REPUBLIKA.CO.ID, JAKARTA -- Bank Indonesia menyebutkan pertumbuhan ekonomi pada kuartal II 2019 akan cenderung melandai atau tidak jauh berbeda dibandingkan capaian di kuartal I 2019 yang sebesar 5,07 persen secara tahunan (yoy). Hal itu di antaranya karena masih tertekannya ekspor Indonesia di tengah pemburukan hubungan dagang antara AS dan Cina di pasar global.
"Kami melihat kuartal II 2019, memang ekspor masih terjadi penurunan. Meskipun dengan penurunan ekspor, impor juga turun," ujar Gubernur BI Perry Warjiyo dalam konferensi pers di Jakarta, Kamis (20/6).

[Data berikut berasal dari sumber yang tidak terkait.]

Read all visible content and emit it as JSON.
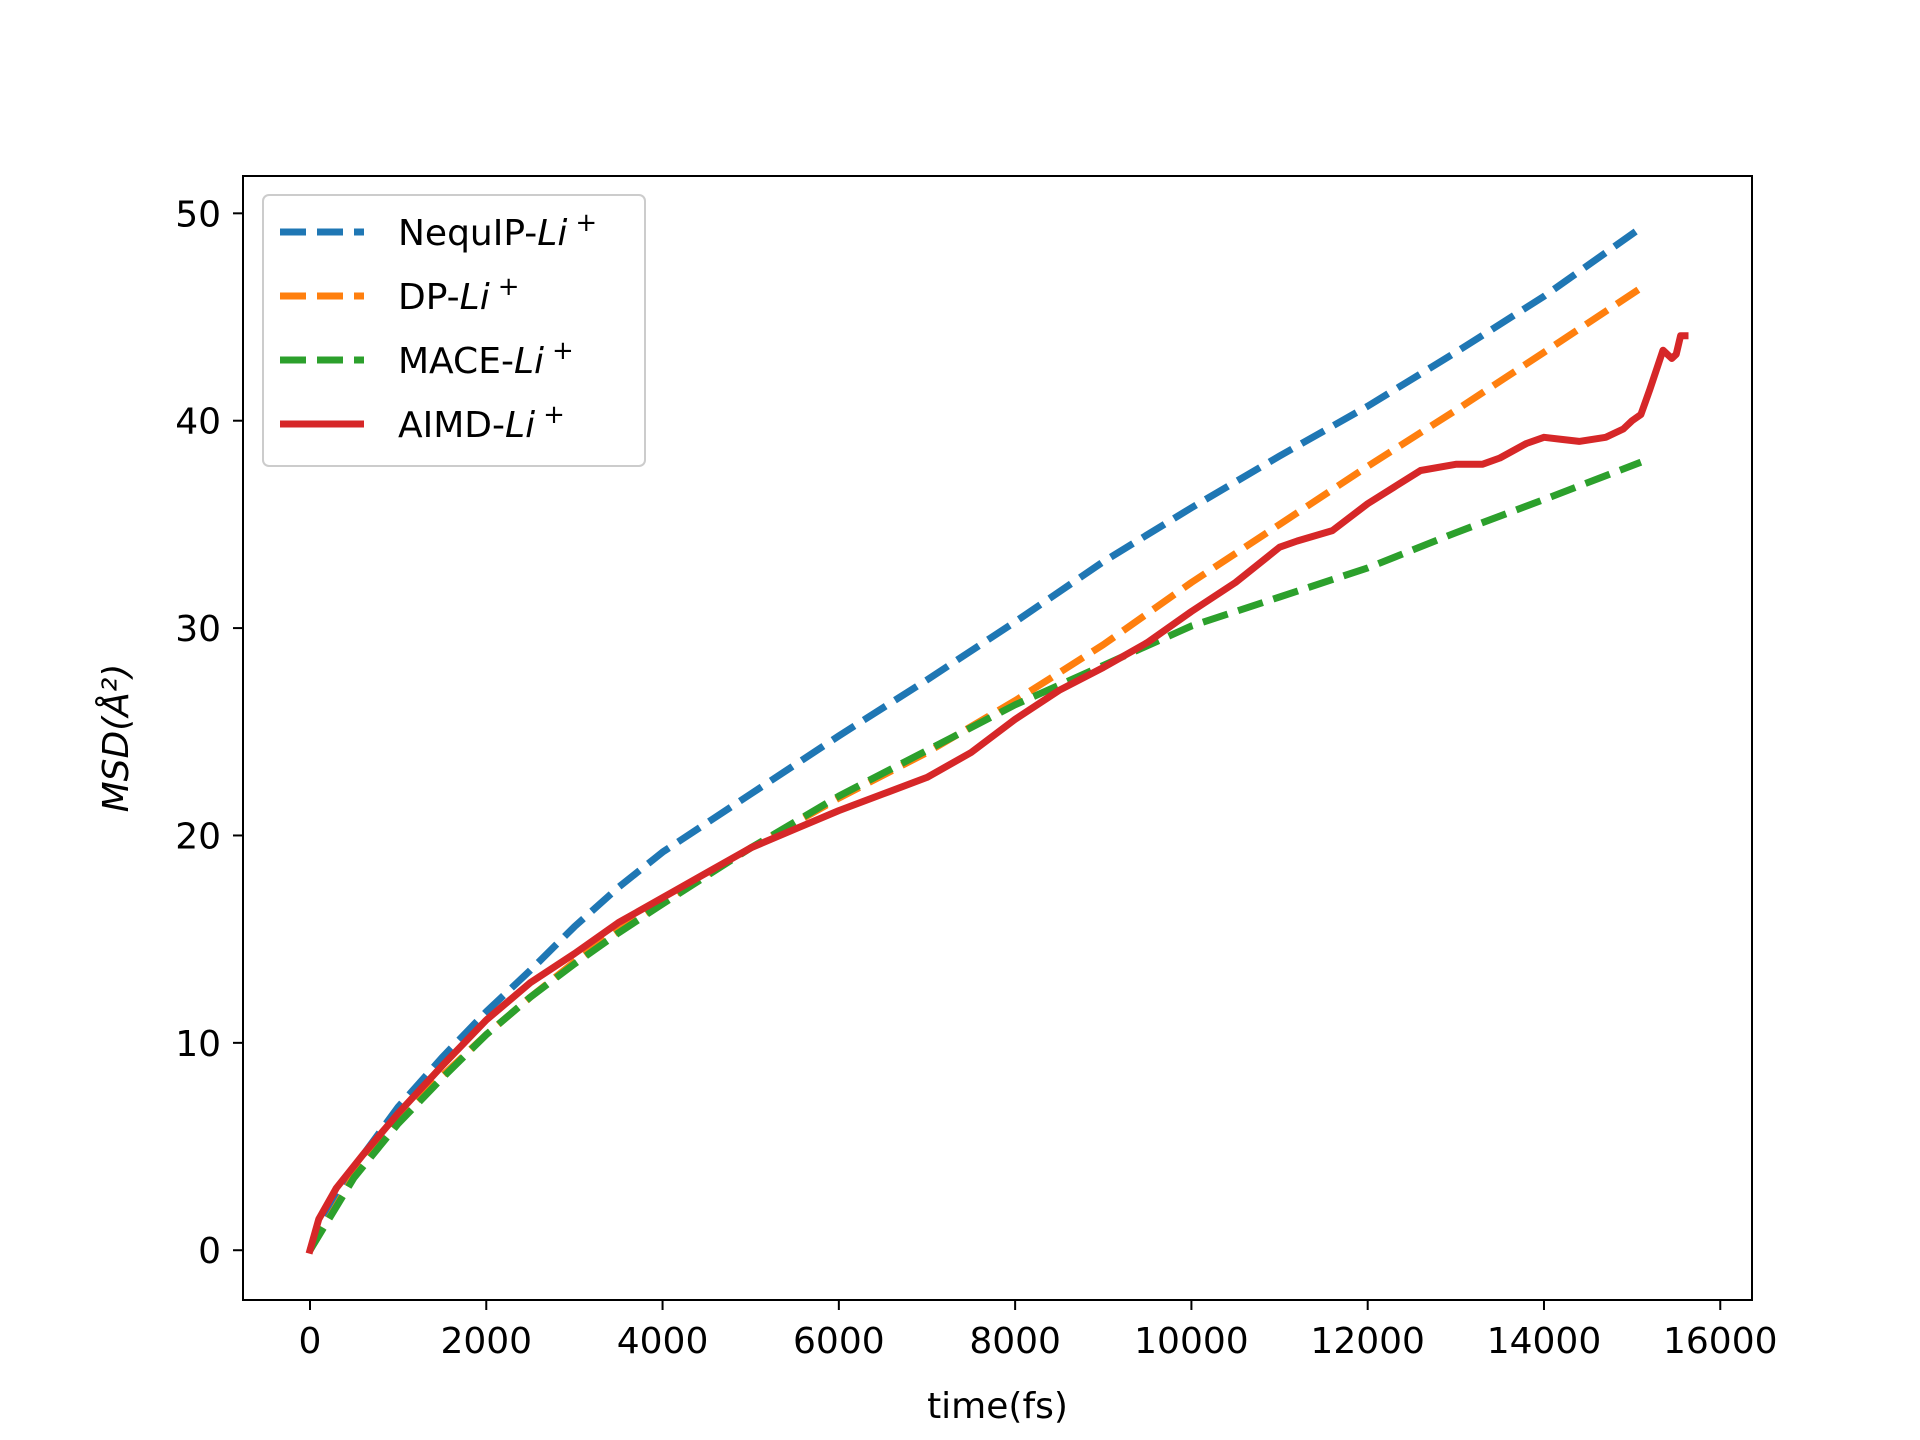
{
  "chart_data": {
    "type": "line",
    "title": "",
    "xlabel": "time(fs)",
    "ylabel": "MSD(Å²)",
    "xlim": [
      -760,
      16360
    ],
    "ylim": [
      -2.4,
      51.8
    ],
    "xticks": [
      0,
      2000,
      4000,
      6000,
      8000,
      10000,
      12000,
      14000,
      16000
    ],
    "yticks": [
      0,
      10,
      20,
      30,
      40,
      50
    ],
    "legend_position": "top-left",
    "grid": false,
    "series": [
      {
        "name": "NequIP-Li+",
        "name_base": "NequIP-",
        "name_ion": "Li",
        "name_sup": "+",
        "color": "#1f77b4",
        "style": "dashed",
        "x": [
          0,
          500,
          1000,
          1500,
          2000,
          2500,
          3000,
          3500,
          4000,
          5000,
          6000,
          7000,
          8000,
          9000,
          10000,
          11000,
          12000,
          13000,
          14000,
          15100
        ],
        "y": [
          0,
          4.0,
          6.9,
          9.3,
          11.5,
          13.5,
          15.6,
          17.5,
          19.2,
          22.0,
          24.8,
          27.5,
          30.3,
          33.2,
          35.8,
          38.3,
          40.7,
          43.3,
          46.0,
          49.3
        ]
      },
      {
        "name": "DP-Li+",
        "name_base": "DP-",
        "name_ion": "Li",
        "name_sup": "+",
        "color": "#ff7f0e",
        "style": "dashed",
        "x": [
          0,
          500,
          1000,
          1500,
          2000,
          2500,
          3000,
          3500,
          4000,
          5000,
          6000,
          7000,
          8000,
          9000,
          10000,
          11000,
          12000,
          13000,
          14000,
          15100
        ],
        "y": [
          0,
          3.6,
          6.3,
          8.4,
          10.4,
          12.2,
          13.9,
          15.4,
          16.8,
          19.4,
          21.8,
          24.0,
          26.5,
          29.2,
          32.2,
          35.0,
          37.8,
          40.5,
          43.3,
          46.4
        ]
      },
      {
        "name": "MACE-Li+",
        "name_base": "MACE-",
        "name_ion": "Li",
        "name_sup": "+",
        "color": "#2ca02c",
        "style": "dashed",
        "x": [
          0,
          500,
          1000,
          1500,
          2000,
          2500,
          3000,
          3500,
          4000,
          5000,
          6000,
          7000,
          8000,
          9000,
          10000,
          11000,
          12000,
          13000,
          14000,
          15100
        ],
        "y": [
          0,
          3.5,
          6.1,
          8.3,
          10.4,
          12.2,
          13.8,
          15.3,
          16.7,
          19.4,
          21.9,
          24.1,
          26.3,
          28.2,
          30.1,
          31.5,
          32.9,
          34.6,
          36.2,
          38.0
        ]
      },
      {
        "name": "AIMD-Li+",
        "name_base": "AIMD-",
        "name_ion": "Li",
        "name_sup": "+",
        "color": "#d62728",
        "style": "solid",
        "x": [
          0,
          100,
          300,
          600,
          1000,
          1500,
          2000,
          2500,
          3000,
          3500,
          4000,
          4500,
          5000,
          5500,
          6000,
          6500,
          7000,
          7500,
          8000,
          8500,
          9000,
          9500,
          10000,
          10500,
          11000,
          11200,
          11600,
          12000,
          12300,
          12600,
          13000,
          13300,
          13500,
          13800,
          14000,
          14200,
          14400,
          14700,
          14900,
          15000,
          15100,
          15200,
          15350,
          15450,
          15500,
          15550,
          15600
        ],
        "y": [
          0,
          1.5,
          3.0,
          4.6,
          6.6,
          8.9,
          11.1,
          12.9,
          14.3,
          15.8,
          17.0,
          18.2,
          19.4,
          20.3,
          21.2,
          22.0,
          22.8,
          24.0,
          25.6,
          27.0,
          28.1,
          29.3,
          30.8,
          32.2,
          33.9,
          34.2,
          34.7,
          36.0,
          36.8,
          37.6,
          37.9,
          37.9,
          38.2,
          38.9,
          39.2,
          39.1,
          39.0,
          39.2,
          39.6,
          40.0,
          40.3,
          41.5,
          43.4,
          43.0,
          43.2,
          44.1,
          44.1
        ]
      }
    ]
  }
}
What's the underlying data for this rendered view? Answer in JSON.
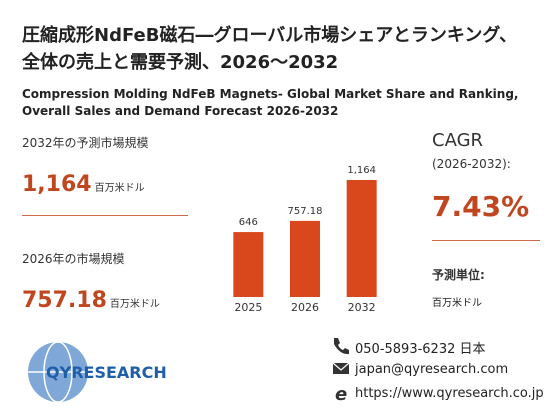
{
  "header": {
    "title": "圧縮成形NdFeB磁石―グローバル市場シェアとランキング、全体の売上と需要予測、2026～2032",
    "subtitle": "Compression Molding NdFeB Magnets- Global Market Share and Ranking, Overall Sales and Demand Forecast 2026-2032"
  },
  "stats": {
    "forecast_label": "2032年の予測市場規模",
    "forecast_value": "1,164",
    "forecast_unit": "百万米ドル",
    "current_label": "2026年の市場規模",
    "current_value": "757.18",
    "current_unit": "百万米ドル"
  },
  "chart_data": {
    "type": "bar",
    "categories": [
      "2025",
      "2026",
      "2032"
    ],
    "values": [
      646,
      757.18,
      1164
    ],
    "value_labels": [
      "646",
      "757.18",
      "1,164"
    ],
    "color": "#d9481c"
  },
  "cagr": {
    "label": "CAGR",
    "period": "(2026-2032):",
    "value": "7.43%",
    "unit_label": "予測単位:",
    "unit": "百万米ドル"
  },
  "logo": {
    "text": "QYRESEARCH"
  },
  "contact": {
    "phone": "050-5893-6232 日本",
    "email": "japan@qyresearch.com",
    "url": "https://www.qyresearch.co.jp"
  }
}
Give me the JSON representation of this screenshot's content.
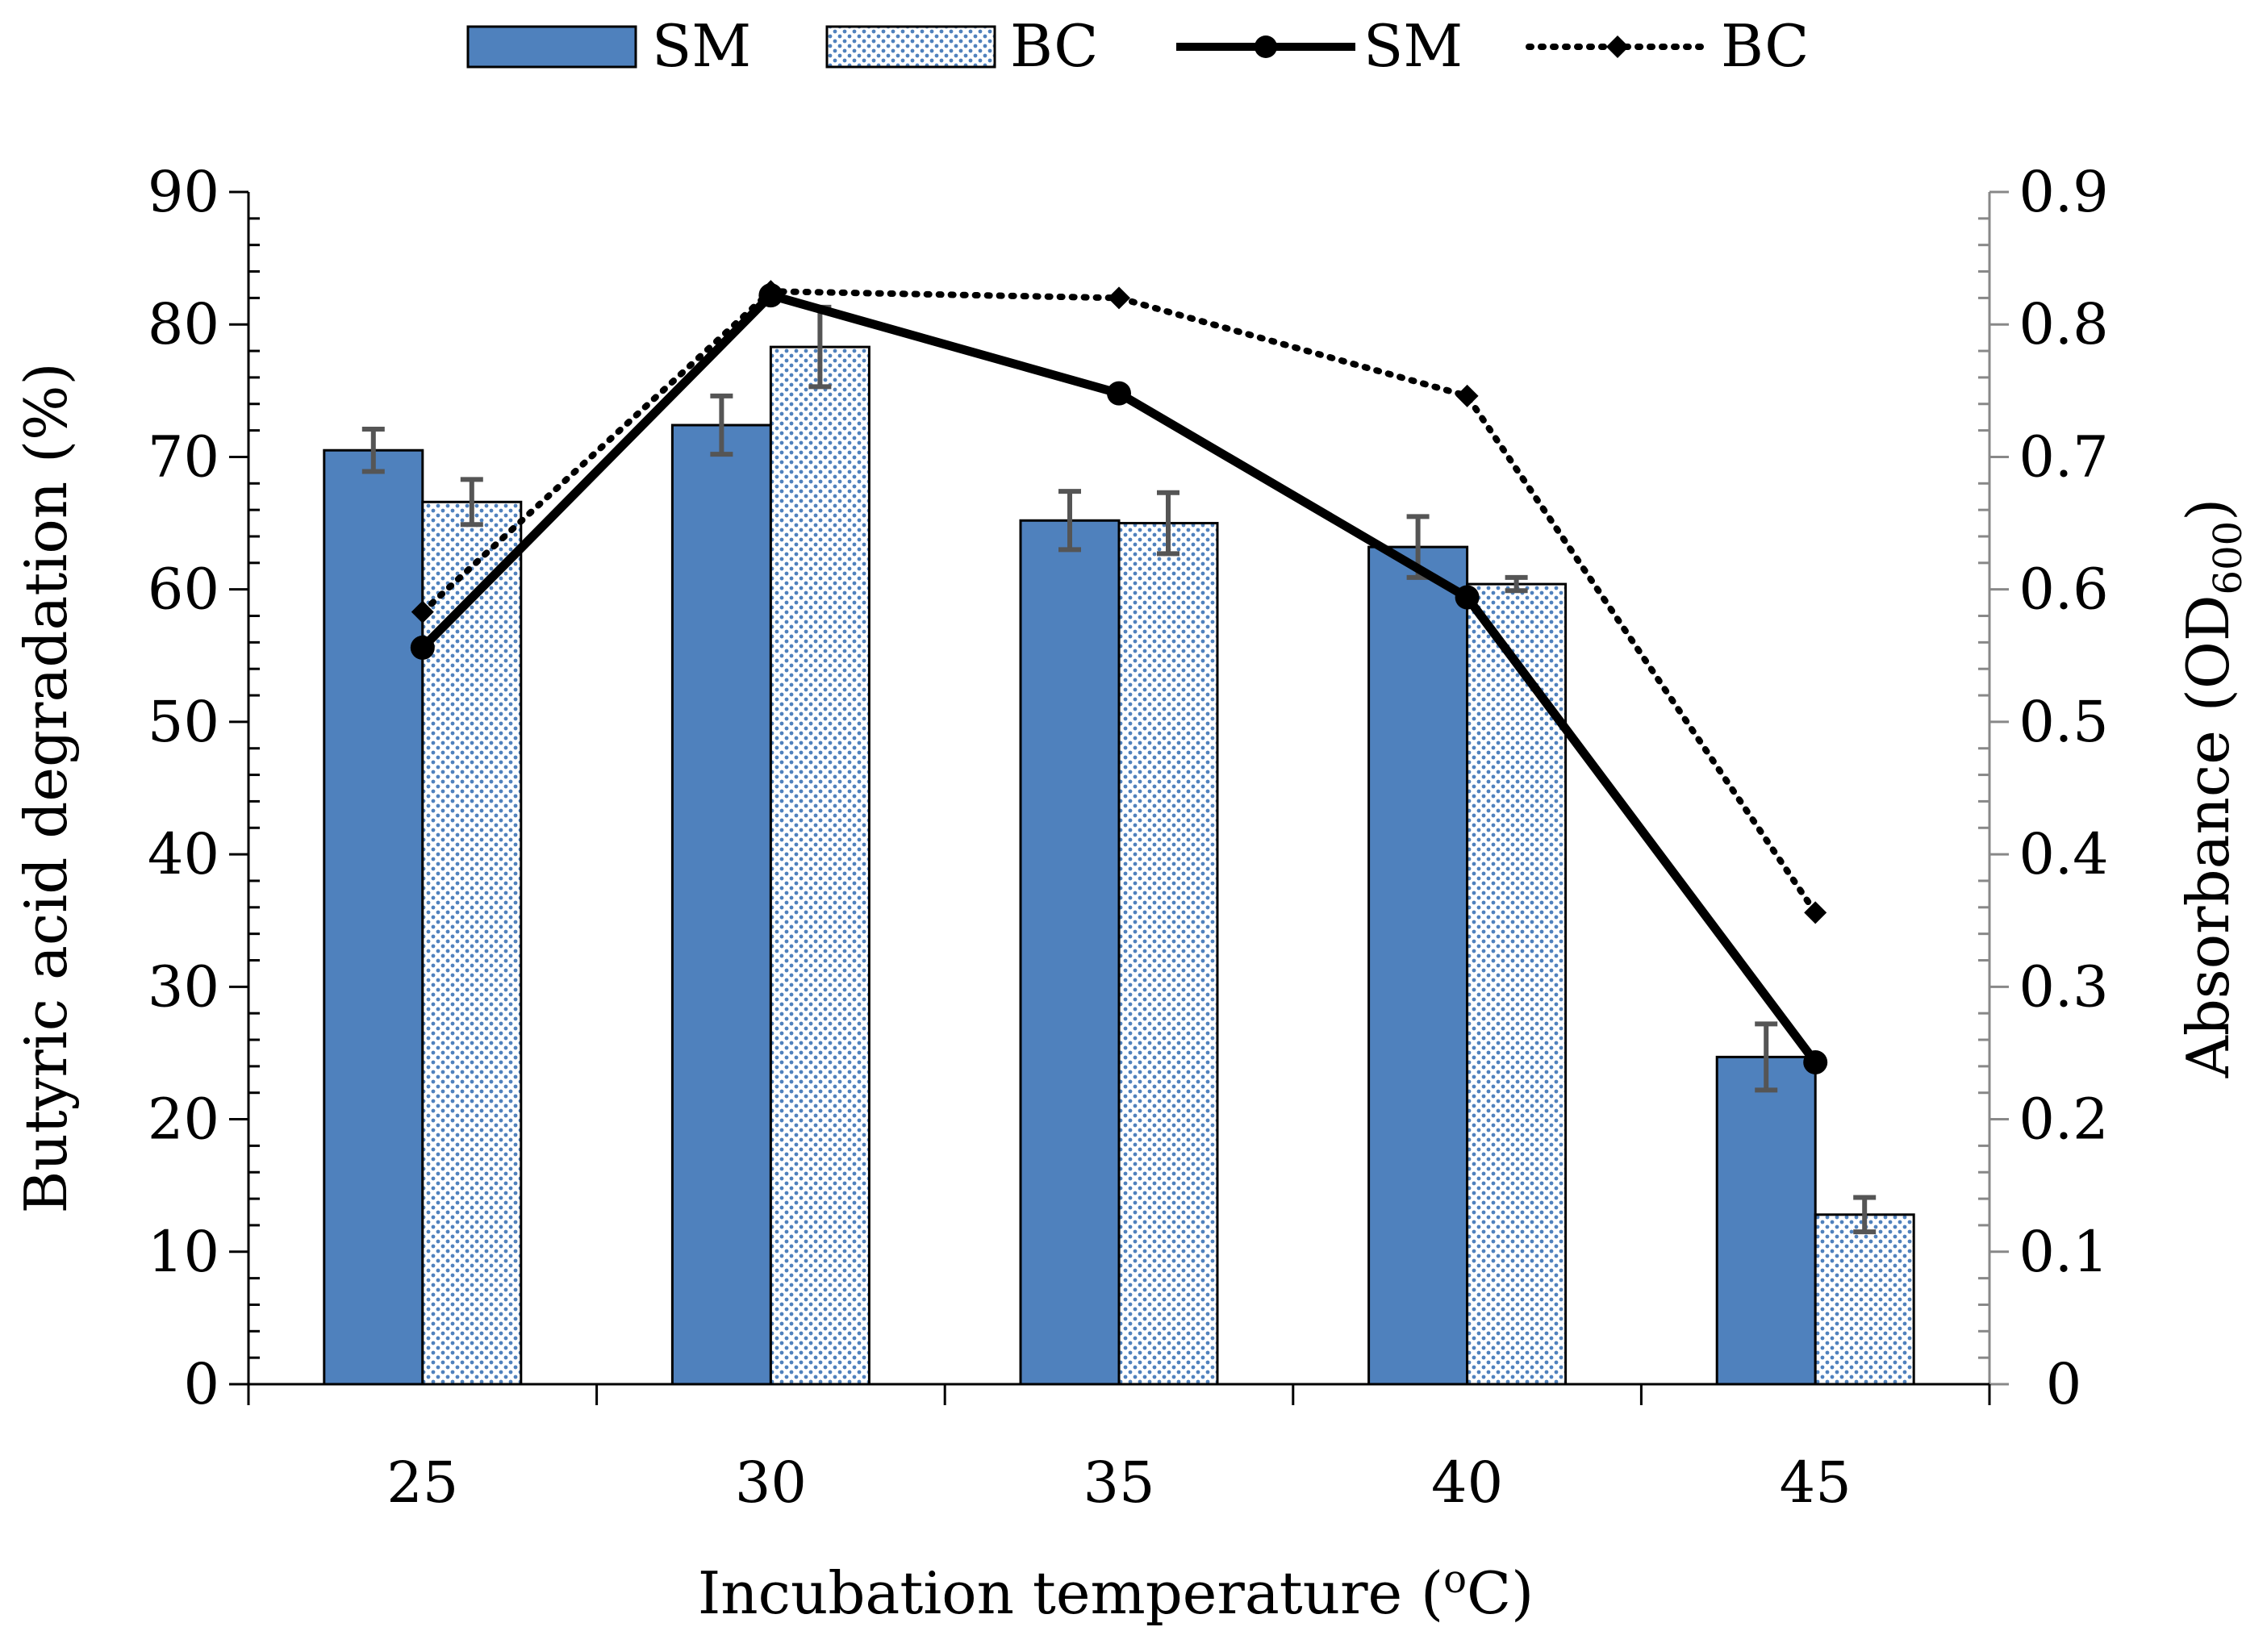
{
  "chart_data": {
    "type": "bar+line",
    "categories": [
      "25",
      "30",
      "35",
      "40",
      "45"
    ],
    "xlabel": {
      "main": "Incubation temperature (",
      "sup": "o",
      "tail": "C)"
    },
    "ylabel_left": "Butyric acid degradation (%)",
    "ylabel_right": {
      "main": "Absorbance (OD",
      "sub": "600",
      "tail": ")"
    },
    "ylim_left": [
      0,
      90
    ],
    "ylim_right": [
      0,
      0.9
    ],
    "yticks_left": [
      "0",
      "10",
      "20",
      "30",
      "40",
      "50",
      "60",
      "70",
      "80",
      "90"
    ],
    "yticks_right": [
      "0",
      "0.1",
      "0.2",
      "0.3",
      "0.4",
      "0.5",
      "0.6",
      "0.7",
      "0.8",
      "0.9"
    ],
    "bar_series": [
      {
        "name": "SM",
        "axis": "left",
        "values": [
          70.5,
          72.4,
          65.2,
          63.2,
          24.7
        ],
        "errors": [
          1.6,
          2.2,
          2.2,
          2.3,
          2.5
        ],
        "color": "#4f81bd",
        "pattern": "solid"
      },
      {
        "name": "BC",
        "axis": "left",
        "values": [
          66.6,
          78.3,
          65.0,
          60.4,
          12.8
        ],
        "errors": [
          1.7,
          3.0,
          2.3,
          0.5,
          1.3
        ],
        "color": "#4f81bd",
        "pattern": "dotted"
      }
    ],
    "line_series": [
      {
        "name": "SM",
        "axis": "right",
        "values": [
          0.556,
          0.822,
          0.748,
          0.594,
          0.243
        ],
        "style": "solid",
        "marker": "circle",
        "color": "#000000"
      },
      {
        "name": "BC",
        "axis": "right",
        "values": [
          0.583,
          0.825,
          0.82,
          0.746,
          0.356
        ],
        "style": "dotted",
        "marker": "diamond",
        "color": "#000000"
      }
    ],
    "legend": {
      "position": "top",
      "entries": [
        "SM",
        "BC",
        "SM",
        "BC"
      ]
    },
    "grid": false
  }
}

Di paruh kedua tahun ini, selain terjadi penurunan ekspor dan impor, Bank Sentral memperkirakan investasi non bangunan juga belum menggeliat. Sumber-sumber untuk menopang pertumbuhan ekonomi Indonesia pada kuartal II 2019 diperkirakan Perry disumbang konsumsi rumah tangga setelah masyarakat berkonsumsi tinggi dalam perayaan Idul Fitri dan Ramadhan, serta juga andil dari investasi bangunan.
Selain itu, pencairan bantuan sosial dari pemerintah juga diperkirakan mendorong konsumsi masyarakat serta menjaga daya beli, yang mengkompensasi buruknya kinerja ekspor, dalam pembentukan Produk Domestik Bruto kuartal II 2019.
"Konsumsi rumah tangga cukup baik, terutama di kuartal kedua, bersamaan puasa dan Idul Fitri," ujarnya.
Oleh karena itu, menurut Perry, perlu upaya bersama-sama pemerintah untuk meningkatkan permintaan domestik guna mencegah dampak negatif dari perlambatan ekonomi dunia karena perang dagang dan sumber lain ketidakpastian ekonomi dan geopolitik. BI meminta pemerintah juga memanfaatkan peluang perluasan ekspor ke Amerika Serikat karena negara "Paman Sam" masih terlibat konfrontasi tarif dagang dengan China.
"Penting untuk dorong ekspor, dan peluang terbukanya pasar China ke AS dan tidak hanya kebijakan dorongan investasi swasta, misi dagang ke AS dan lainnya untuk meningkatkan ekspor, di samping pariwisata," ujar Perry.
Untuk keseluruhan tahun, BI memandang pertumbuhan ekonomi akan berada di antara 5 persen-5,2 persen atau lebih rendah dari titik tengah proyeksi awal di 5 persen-5,4 persen. Sementara, defisit transaksi berjalan pada 2019 diperkirakan sebesar 2,5 persen-3 persen Produk Domestik Bruto.